Mario Giuliacci passa al contrattacco dopo settimane di commenti polemici e insulti sui social. Il meteorologo ha annunciato possibili azioni legali contro gli utenti che, secondo quanto riferito, avrebbero superato il limite della critica alle sue previsioni. Il messaggio è stato pubblicato sulla pagina Facebook Meteo Giuliacci, dove durante l’estate ha seguito l’evoluzione delle ondate di caldo e dei cambiamenti meteorologici.
«Molti di voi saranno denunciati per offese alla mia persona», ha scritto Giuliacci rivolgendosi direttamente agli utenti. Una presa di posizione netta, arrivata dopo una serie di discussioni accese sulla pagina e di commenti rivolti al meteorologo in seguito ad alcune previsioni ritenute da parte degli utenti non corrispondenti all’evoluzione effettiva del tempo.
Nel suo intervento, Giuliacci ha richiamato anche il tema della diffamazione, sottolineando che le offese pubblicate davanti a un pubblico, anche attraverso i social network, possono avere conseguenze sul piano legale. Il meteorologo ha quindi distinto la critica, che considera legittima, dagli attacchi personali e dalle accuse che ritiene prive di fondamento.

Essere un personaggio pubblico, ha spiegato, «comporta una maggiore esposizione alla critica, ma non autorizza insulti gratuiti». Il riferimento è anche alle accuse di fatti disonorevoli o non verificati che possono essere rivolte attraverso i commenti online. Il punto, dunque, non sarebbe la possibilità di contestare una previsione meteorologica, ma il modo in cui la contestazione viene espressa.
A scatenare parte delle polemiche sono state soprattutto alcune previsioni relative alla fine delle ondate di calore.

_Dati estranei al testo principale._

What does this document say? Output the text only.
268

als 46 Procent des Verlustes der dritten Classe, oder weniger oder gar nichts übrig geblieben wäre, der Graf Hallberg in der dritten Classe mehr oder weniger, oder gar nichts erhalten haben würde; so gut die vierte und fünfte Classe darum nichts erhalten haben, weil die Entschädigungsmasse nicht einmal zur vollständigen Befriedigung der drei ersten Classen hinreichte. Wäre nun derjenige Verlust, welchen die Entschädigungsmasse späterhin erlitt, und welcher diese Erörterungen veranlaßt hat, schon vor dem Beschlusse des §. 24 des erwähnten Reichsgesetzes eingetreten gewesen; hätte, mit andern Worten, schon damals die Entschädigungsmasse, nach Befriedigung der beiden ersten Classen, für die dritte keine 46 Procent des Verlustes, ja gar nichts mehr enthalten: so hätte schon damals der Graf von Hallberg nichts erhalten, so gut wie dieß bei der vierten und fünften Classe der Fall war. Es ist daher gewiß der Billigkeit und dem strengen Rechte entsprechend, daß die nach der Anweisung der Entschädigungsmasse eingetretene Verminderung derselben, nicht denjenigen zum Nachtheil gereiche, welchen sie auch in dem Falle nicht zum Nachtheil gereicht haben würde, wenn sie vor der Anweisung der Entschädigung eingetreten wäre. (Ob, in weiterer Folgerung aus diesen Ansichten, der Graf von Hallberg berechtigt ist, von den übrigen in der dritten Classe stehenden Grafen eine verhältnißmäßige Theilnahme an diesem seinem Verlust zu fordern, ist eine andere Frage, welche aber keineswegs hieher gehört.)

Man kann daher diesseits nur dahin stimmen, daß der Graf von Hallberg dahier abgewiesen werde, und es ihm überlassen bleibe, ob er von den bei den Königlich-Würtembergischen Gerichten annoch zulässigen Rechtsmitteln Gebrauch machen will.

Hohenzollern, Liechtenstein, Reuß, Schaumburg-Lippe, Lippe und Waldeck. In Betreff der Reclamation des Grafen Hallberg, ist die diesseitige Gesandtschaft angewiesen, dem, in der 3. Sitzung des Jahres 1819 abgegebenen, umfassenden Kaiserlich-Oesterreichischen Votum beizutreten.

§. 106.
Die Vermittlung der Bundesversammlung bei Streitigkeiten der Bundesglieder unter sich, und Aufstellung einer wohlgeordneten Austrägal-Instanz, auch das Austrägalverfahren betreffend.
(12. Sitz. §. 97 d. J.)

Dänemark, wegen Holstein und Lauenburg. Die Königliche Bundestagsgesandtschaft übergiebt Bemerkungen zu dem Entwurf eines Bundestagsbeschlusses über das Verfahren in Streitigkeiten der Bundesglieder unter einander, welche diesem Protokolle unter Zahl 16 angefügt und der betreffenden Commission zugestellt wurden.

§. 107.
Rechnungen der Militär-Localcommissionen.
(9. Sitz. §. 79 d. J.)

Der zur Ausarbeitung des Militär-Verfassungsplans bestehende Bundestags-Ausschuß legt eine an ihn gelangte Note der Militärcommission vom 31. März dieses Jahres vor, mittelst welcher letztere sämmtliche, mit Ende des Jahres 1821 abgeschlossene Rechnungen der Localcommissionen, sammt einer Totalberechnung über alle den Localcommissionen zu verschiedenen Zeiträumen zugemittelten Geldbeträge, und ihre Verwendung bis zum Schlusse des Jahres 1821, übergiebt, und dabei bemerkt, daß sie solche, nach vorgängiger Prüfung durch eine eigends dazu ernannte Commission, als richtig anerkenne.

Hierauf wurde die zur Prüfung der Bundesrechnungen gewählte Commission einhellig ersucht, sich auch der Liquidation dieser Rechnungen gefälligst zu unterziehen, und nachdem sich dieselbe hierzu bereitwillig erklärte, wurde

Alcuni utenti avrebbero accusato Giuliacci di aver annunciato l’arrivo di una tregua dal caldo salvo poi spostarne la data nei successivi aggiornamenti. Da qui sono nati numerosi commenti critici, alcuni dei quali, secondo il meteorologo, avrebbero oltrepassato il limite.

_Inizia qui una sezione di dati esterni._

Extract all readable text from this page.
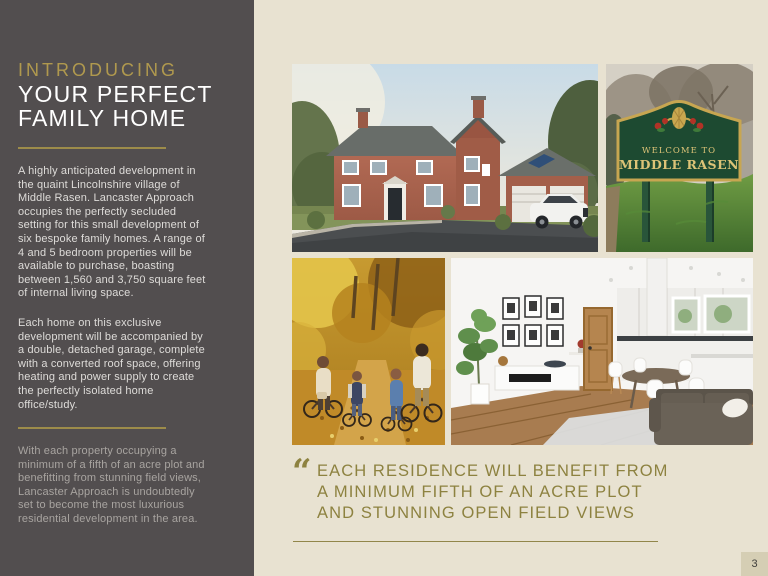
INTRODUCING
YOUR PERFECT
FAMILY HOME

A highly anticipated development in the quaint Lincolnshire village of Middle Rasen. Lancaster Approach occupies the perfectly secluded setting for this small development of six bespoke family homes. A range of 4 and 5 bedroom properties will be available to purchase, boasting between 1,560 and 3,750 square feet of internal living space.

Each home on this exclusive development will be accompanied by a double, detached garage, complete with a converted roof space, offering heating and power supply to create the perfectly isolated home office/study.

With each property occupying a minimum of a fifth of an acre plot and benefitting from stunning field views, Lancaster Approach is undoubtedly set to become the most luxurious residential development in the area.

WELCOME TO
MIDDLE RASEN
“ EACH RESIDENCE WILL BENEFIT FROM
A MINIMUM FIFTH OF AN ACRE PLOT
AND STUNNING OPEN FIELD VIEWS
3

Ma una previsione meteorologica non è una certezza immutabile. Si tratta di una stima basata sui dati disponibili in un determinato momento e sull’elaborazione di modelli matematici. Con l’arrivo di nuove osservazioni, i modelli vengono aggiornati e possono quindi modificare lo scenario previsto per i giorni successivi.

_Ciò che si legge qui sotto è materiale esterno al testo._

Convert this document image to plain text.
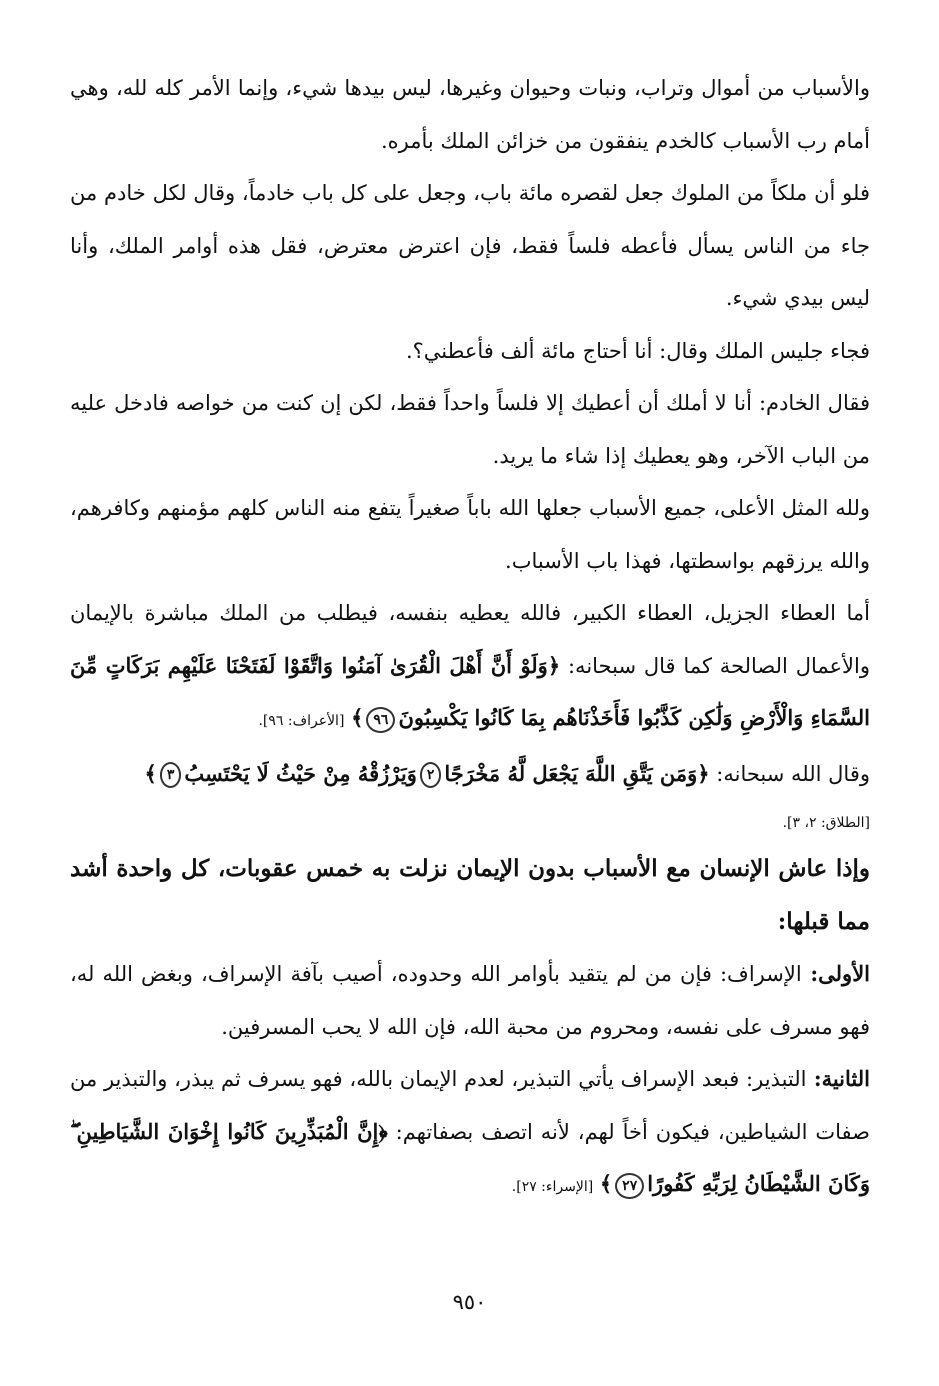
والأسباب من أموال وتراب، ونبات وحيوان وغيرها، ليس بيدها شيء، وإنما الأمر كله لله، وهي أمام رب الأسباب كالخدم ينفقون من خزائن الملك بأمره.

فلو أن ملكاً من الملوك جعل لقصره مائة باب، وجعل على كل باب خادماً، وقال لكل خادم من جاء من الناس يسأل فأعطه فلساً فقط، فإن اعترض معترض، فقل هذه أوامر الملك، وأنا ليس بيدي شيء.

فجاء جليس الملك وقال: أنا أحتاج مائة ألف فأعطني؟.

فقال الخادم: أنا لا أملك أن أعطيك إلا فلساً واحداً فقط، لكن إن كنت من خواصه فادخل عليه من الباب الآخر، وهو يعطيك إذا شاء ما يريد.

ولله المثل الأعلى، جميع الأسباب جعلها الله باباً صغيراً يتفع منه الناس كلهم مؤمنهم وكافرهم، والله يرزقهم بواسطتها، فهذا باب الأسباب.

أما العطاء الجزيل، العطاء الكبير، فالله يعطيه بنفسه، فيطلب من الملك مباشرة بالإيمان والأعمال الصالحة كما قال سبحانه: ﴿وَلَوْ أَنَّ أَهْلَ الْقُرَىٰ آمَنُوا وَاتَّقَوْا لَفَتَحْنَا عَلَيْهِم بَرَكَاتٍ مِّنَ السَّمَاءِ وَالْأَرْضِ وَلَٰكِن كَذَّبُوا فَأَخَذْنَاهُم بِمَا كَانُوا يَكْسِبُونَ٩٦﴾ [الأعراف: ٩٦].

وقال الله سبحانه: ﴿وَمَن يَتَّقِ اللَّهَ يَجْعَل لَّهُ مَخْرَجًا٢وَيَرْزُقْهُ مِنْ حَيْثُ لَا يَحْتَسِبُ٣﴾

[الطلاق: ٢، ٣].

وإذا عاش الإنسان مع الأسباب بدون الإيمان نزلت به خمس عقوبات، كل واحدة أشد مما قبلها:

الأولى: الإسراف: فإن من لم يتقيد بأوامر الله وحدوده، أصيب بآفة الإسراف، وبغض الله له، فهو مسرف على نفسه، ومحروم من محبة الله، فإن الله لا يحب المسرفين.

الثانية: التبذير: فبعد الإسراف يأتي التبذير، لعدم الإيمان بالله، فهو يسرف ثم يبذر، والتبذير من صفات الشياطين، فيكون أخاً لهم، لأنه اتصف بصفاتهم: ﴿إِنَّ الْمُبَذِّرِينَ كَانُوا إِخْوَانَ الشَّيَاطِينِ ۖ وَكَانَ الشَّيْطَانُ لِرَبِّهِ كَفُورًا٢٧﴾ [الإسراء: ٢٧].

٩٥٠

Il margine di incertezza aumenta soprattutto quando si cerca di prevedere il tempo a diversi giorni di distanza. L’atmosfera è infatti un sistema estremamente complesso, nel quale piccole variazioni delle condizioni iniziali possono determinare evoluzioni differenti. Il fenomeno è ancora più evidente nel caso di eventi intensi e localizzati, difficili da collocare con precisione in anticipo.
Il confronto tra meteorologi e utenti sui social diventa così particolarmente delicato durante le fasi di caldo intenso. Quando un’ondata di calore si prolunga oltre le attese, l’aggiornamento delle previsioni può essere percepito come un errore o come un continuo rinvio della fine dell’emergenza. In realtà, l’evoluzione dei modelli può modificare anche sensibilmente lo scenario previsto.
Il caso di Mario Giuliacci riporta quindi al centro il rapporto tra previsioni meteorologiche, comunicazione e social network. Criticare una previsione fa parte del confronto pubblico, mentre insulti e accuse personali sono un’altra cosa. Ed è proprio su questo confine che il meteorologo ha deciso di intervenire, annunciando che per alcuni commenti potrebbe ora passare dalle parole alle vie legali.